There is perhaps no better example of Capitol Broadcasting Company’s technological leadership than in the realm of High Definition Television (HDTV). With WRAL-TV leading the way in the 1990s, CBC pioneered HDTV and became the standard by which other stations were measured.
WRAL-TV obtained the first experimental HDTV (high-definition television) license in June of 1996 and became the first commercial television station in the nation to broadcast a HDTV signal a little over one month later. As part of that experimental work, CBC conducted extensive testing with the digital signal, using prototype equipment and helping write the manuals that would guide engineers in the future.
By 1998, WRAL’s experimentation moved from digital transmitters to HD production. On October 28, 1998, WRAL produced the first live news event in HD—John Glenn’s historic return to space. The station followed that up a year later with the nation’s first all-HD documentary—“The Cape Light.”
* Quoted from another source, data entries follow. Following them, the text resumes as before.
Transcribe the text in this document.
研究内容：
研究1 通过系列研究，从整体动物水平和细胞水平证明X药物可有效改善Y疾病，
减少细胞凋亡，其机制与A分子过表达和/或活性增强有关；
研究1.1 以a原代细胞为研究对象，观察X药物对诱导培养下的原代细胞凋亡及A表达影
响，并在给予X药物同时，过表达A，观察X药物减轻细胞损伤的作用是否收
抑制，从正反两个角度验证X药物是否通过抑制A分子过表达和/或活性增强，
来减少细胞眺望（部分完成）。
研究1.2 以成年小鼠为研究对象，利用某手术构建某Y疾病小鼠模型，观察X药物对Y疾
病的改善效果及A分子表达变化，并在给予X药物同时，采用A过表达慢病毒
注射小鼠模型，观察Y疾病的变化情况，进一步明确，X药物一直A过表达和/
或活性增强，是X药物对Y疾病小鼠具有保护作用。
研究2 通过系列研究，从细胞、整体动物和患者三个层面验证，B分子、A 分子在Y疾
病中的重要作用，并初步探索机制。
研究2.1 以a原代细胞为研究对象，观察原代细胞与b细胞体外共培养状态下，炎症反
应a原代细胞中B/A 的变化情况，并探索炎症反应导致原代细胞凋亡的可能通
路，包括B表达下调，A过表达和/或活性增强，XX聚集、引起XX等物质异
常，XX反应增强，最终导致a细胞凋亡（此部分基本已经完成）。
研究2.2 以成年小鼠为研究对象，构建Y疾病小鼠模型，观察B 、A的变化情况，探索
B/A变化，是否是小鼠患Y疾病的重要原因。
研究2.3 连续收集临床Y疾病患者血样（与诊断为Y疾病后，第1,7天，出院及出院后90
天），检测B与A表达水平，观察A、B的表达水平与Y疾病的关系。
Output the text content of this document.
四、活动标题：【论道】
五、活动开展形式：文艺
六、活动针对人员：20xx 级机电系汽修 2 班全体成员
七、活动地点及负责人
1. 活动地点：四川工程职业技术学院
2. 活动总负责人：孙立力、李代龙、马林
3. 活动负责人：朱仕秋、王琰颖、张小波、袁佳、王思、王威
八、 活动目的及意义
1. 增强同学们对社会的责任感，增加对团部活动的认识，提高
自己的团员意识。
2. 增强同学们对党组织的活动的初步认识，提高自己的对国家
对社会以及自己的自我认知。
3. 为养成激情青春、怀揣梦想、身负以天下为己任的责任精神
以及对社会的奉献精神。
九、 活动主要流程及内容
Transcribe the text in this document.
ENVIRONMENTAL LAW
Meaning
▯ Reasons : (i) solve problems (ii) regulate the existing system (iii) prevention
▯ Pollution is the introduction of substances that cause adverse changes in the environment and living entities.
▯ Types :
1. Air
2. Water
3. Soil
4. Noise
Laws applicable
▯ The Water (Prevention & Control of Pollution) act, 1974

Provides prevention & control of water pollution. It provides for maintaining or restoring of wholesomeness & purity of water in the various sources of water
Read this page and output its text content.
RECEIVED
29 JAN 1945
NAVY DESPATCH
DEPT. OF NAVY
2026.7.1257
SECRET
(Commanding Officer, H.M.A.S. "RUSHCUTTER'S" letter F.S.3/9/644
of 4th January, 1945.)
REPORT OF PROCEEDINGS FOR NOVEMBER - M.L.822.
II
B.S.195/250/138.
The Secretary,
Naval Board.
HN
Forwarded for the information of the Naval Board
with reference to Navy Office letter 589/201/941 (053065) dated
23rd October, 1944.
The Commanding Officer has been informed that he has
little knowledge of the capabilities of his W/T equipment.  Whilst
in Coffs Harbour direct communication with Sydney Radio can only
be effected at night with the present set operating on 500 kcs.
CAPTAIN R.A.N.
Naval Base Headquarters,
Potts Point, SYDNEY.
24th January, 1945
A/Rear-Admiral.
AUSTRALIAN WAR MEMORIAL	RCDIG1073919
In 2000, WRAL-TV was ready to spread HD to its news operation. On Friday, October 13, 2000—WRAL-TV broadcast its entire 5pm newscast in HD from the NC State Fairgrounds. It was the first live, all-HD newscast ever produced. Only months later, on January 28, 2001, WRAL-TV converted all its studio newscasts to HD, making it the world’s first news operation to gather and present high-definition local news on a continuous basis.